Repositories and Self-Archiving
Table of Contents
- What is an Institutional Repository
- Why Deposit?
- Depositing in CU Boulder's Institutional Repository
- Copyright Issues
- Legal Mandates
- Subject Repositories
What is a Repository?
A Repository is an online databases used by institutions & organizations to capture, preserve, and provide access to the intellectual output of a scholarly community. They gather and disseminate a variety of scholarly materials; this includes not only publications in peer-reviewed journals, but also products of education and research not published elsewhere such as data sets, preprints, postprints, syllabi, theses, and dissertations. They are open access, they can provide accessibility even after an article has been published in a subsription based journal. This is known as the green open access model.
Why Deposit?
Depositing, also known as self-archiving, in an institutional or subject repository has many benefits. It ensures the long-term digital preservation of your work. It can gather all of a scholar's work in one accessible online location, eliminating article requests. It makes work widely available and findable via Google, increasing research impact.
Depositing in CU Boulder's Institutional Repository
The Digital Collections of Colorado is the University of Colorado system's Institutional Repository. CU Boulder materials are located within the DCC @ Boulder. More information about the advantages of depositing and the procedures can be found in the CU Boulder Institutional Repository FAQ.
Copyright Issues
Most academic journals requie scholars to sign over their copyright on their work to the publisher. Each publisher has a different policy on what and when an article can be deposited, the terms are often spelled out in the author agreement.
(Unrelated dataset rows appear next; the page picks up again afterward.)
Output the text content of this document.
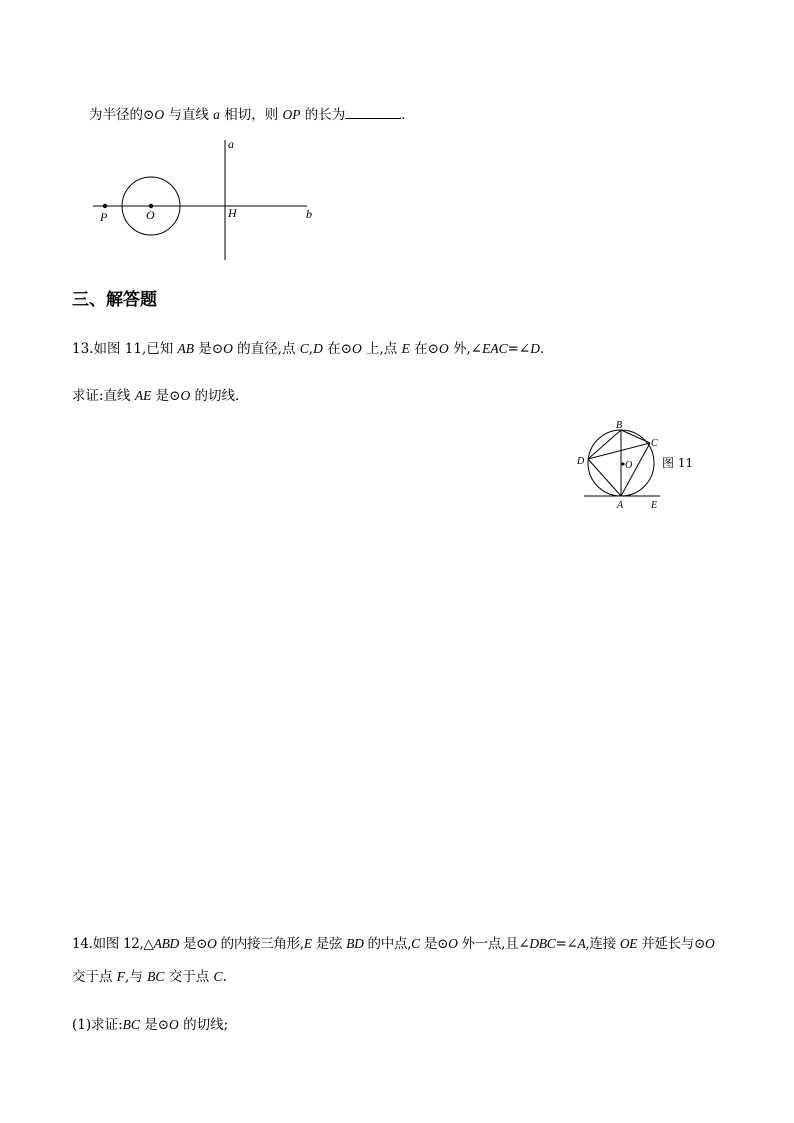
为半径的⊙O 与直线 a 相切，则 OP 的长为	．
a
b
P	O	H
三、解答题
13.如图 11,已知 AB 是⊙O 的直径,点 C,D 在⊙O 上,点 E 在⊙O 外,∠EAC=∠D.
求证:直线 AE 是⊙O 的切线.
B
C
D	O
A	E
图 11
14.如图 12,△ABD 是⊙O 的内接三角形,E 是弦 BD 的中点,C 是⊙O 外一点,且∠DBC=∠A,连接 OE 并延长与⊙O
交于点 F,与 BC 交于点 C.
(1)求证:BC 是⊙O 的切线;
In order to avoid losing copyright and the ability to self-archive, the Library recommends publishing in Open Access journals or adding an author's addendum to their agreement with the publisher, these will often either maintain the author's copyright or reserve the right to self-archive.
- SHERPA-RoMEO
Directory of publisher policies on self-archiving
- Scholar's Copyright Addendum Engine
Science Common's Engine will generate an Author's addendum that preserves the right to deposit
- SPARC Author's Rights Brochure
Clearly explains the copyright and addendum issues
Mandates & Funding Agency Policies
Several research funding agencies require that the resulting article be deposited. Currently scholars who recieve funding from the NIH are required to deposit their work in PubMed Central in compliance with the NIH's Public Access Policy. FRPAA legislation is currently pending and would expand the open access mandate to all federally funded research. Some universities, such as Harvard have adopted a campus-wide open access and self-archiving mandate.
- NIH Journal Submission Procedures
Directory of journals that submit articles directly to PubMed Central
- SHERPA-JULIET
Database of Research Funders' open access requirements
- ROARMAP
List of University Open Access mandates.
Subject Repositories
Subject Repositories archive articles in one specific discipline bringing together open access material from many universities.
- Subject Repository List
List of over a hundred repositories listed by discipline.
- ArXiv.org
Contains over 500,000 e-prints in the fields of physics, mathematics, computer science, quantitative biology, statistics, and non-linear science. Maintained by Cornell University.
- E-Print Network (U.S. Department of Energy)
Provides access to numerous repositories in life sciences, engineering, environmental sciences, mathematics, physics, and other disciplines relevant to the Department of Energy.
- PubMed Central
National Institutes of Health’s publicly accessible repository of biomedical and life sciences journal literature.
- Scirus
Index of over 350 million open access journal articles, e-prints, technical reports and other material from science-related webpages, databases, courseware sites, and repositories.